Infometrics senior economist Brad Olsen said vehicle registrations provided some insights into how household spending was changing for larger purchases.
"The fall in car registrations in Tauranga were inevitable given New Zealand was locked down for 4.5 weeks, but the softer fall in Tauranga compared to the national average."
Olsen said monthly registrations have, however, bounced back to normal levels, which showed Tauranga households were continuing to make bigger purchases and reinforcing a cautious level of confidence locally.
"As household budgets continue to contract as New Zealanders look to keep some money in reserve, we expect that car purchases will increasingly focus on used cars which have a lower price point."
Priority One chief executive Nigel Tutt said new car registrations showed a strong resurgence from lockdown and some confidence.
"There's also some transfer of spend likely where people buy a car rather than go on an overseas holiday."
Tauranga Chamber of Commerce chief executive Matt Cowley said many businesses had benefited from extra spending since lockdown as people were unable to spend money or travel overseas.

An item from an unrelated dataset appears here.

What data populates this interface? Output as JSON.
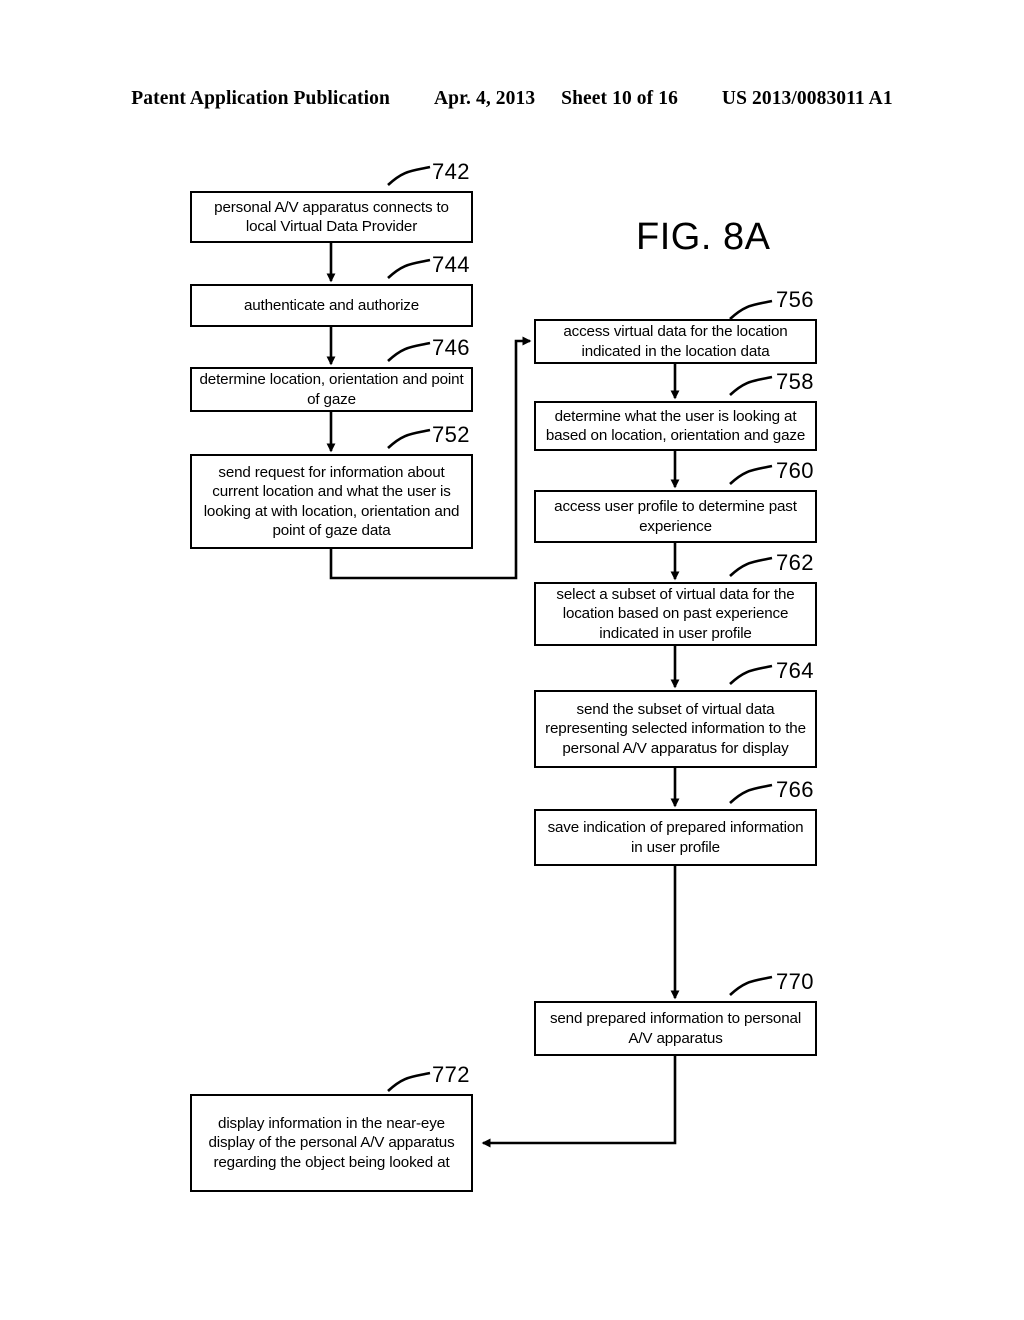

"Consumer spending was like a coiled spring after lockdown, but it appears to be easing back to expected levels now.
"Government spending, mortgage deferrals and KiwiSaver holidays certainly helped fuel the strong spending since lockdown."
Cowley said there will likely be a few bumps in the road during spring that local businesses will need to navigate through, including the latest Covid-19 alert levels, general election uncertainties, and wage subsidies finishing.
"The local economy needs a good Christmas and summer spending season to help businesses get through what may be a tough winter next year."